ハイオークキング
「あれって、ハイオークキング!?」
突如現れた大剣を持った巨大なオーク。矢も刺さりそれ以外にも剣で斬られたと思われる傷も何箇所もある。さらにその後ろから、こちらも手負いのハイオークファイターが2体現れる。
「きっと逃げられない。全力で倒すぞ。敵は手負いだ!いける!」
「シミの発言は根拠無いけれど、俺たちにはユリが居る!」
「人をなんだと思っているのよ!」
軽口を交わして気を紛らせながら、全力対応を覚悟する6人。
まず不慣れながら≪炎壁≫でこちらに接近するまでの時間を稼ぎ、その間にゾフィが精一杯の矢を放つ。
炎の壁を越える際に視界不良となった瞬間に、シミリートは≪麻痺≫と≪吸血≫のダガーをハイオークキングと思われる手負いオークに投擲する。
さらにそこへ≪火炎≫で気をそらさせたユリアンネ。
「俺たちもできることをやるぞ!」
ジーモントが盾を構えて、手負いのファイターの片方の前に出る。ヨルクはもう片方のファイターである。それぞれに対してカミラとゾフィがショートソードを構えて向かう。
「無理しないで!」
ユリアンネはキングへ≪火炎≫で牽制しながら、オーク3体に対して≪魔力矢≫を随時放って気をそらさせる。

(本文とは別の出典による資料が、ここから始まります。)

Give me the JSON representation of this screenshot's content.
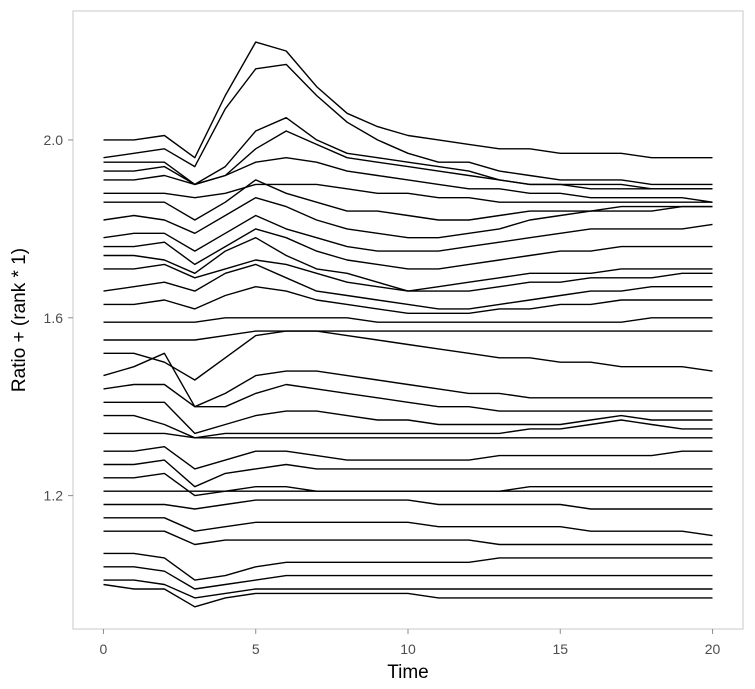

ユリアンネが魔法で対応している隙に、キングに盾を構えて対面しているシミリートも武技を乱発する。盾の≪挑発≫で、キングの敵意がユリアンネに向かわないようにさせながら、槍の初級≪刺突≫そして最近学んでいる中級≪強打≫≪剛撃≫を放つ。
しばらく均衡しているように見えたが、ヨルクが盾ではなく斧でファイターの攻撃を凌いでいたため、そこに隙ができる。
「うわ!」
ヨルクが腕に怪我したのが皆に見える。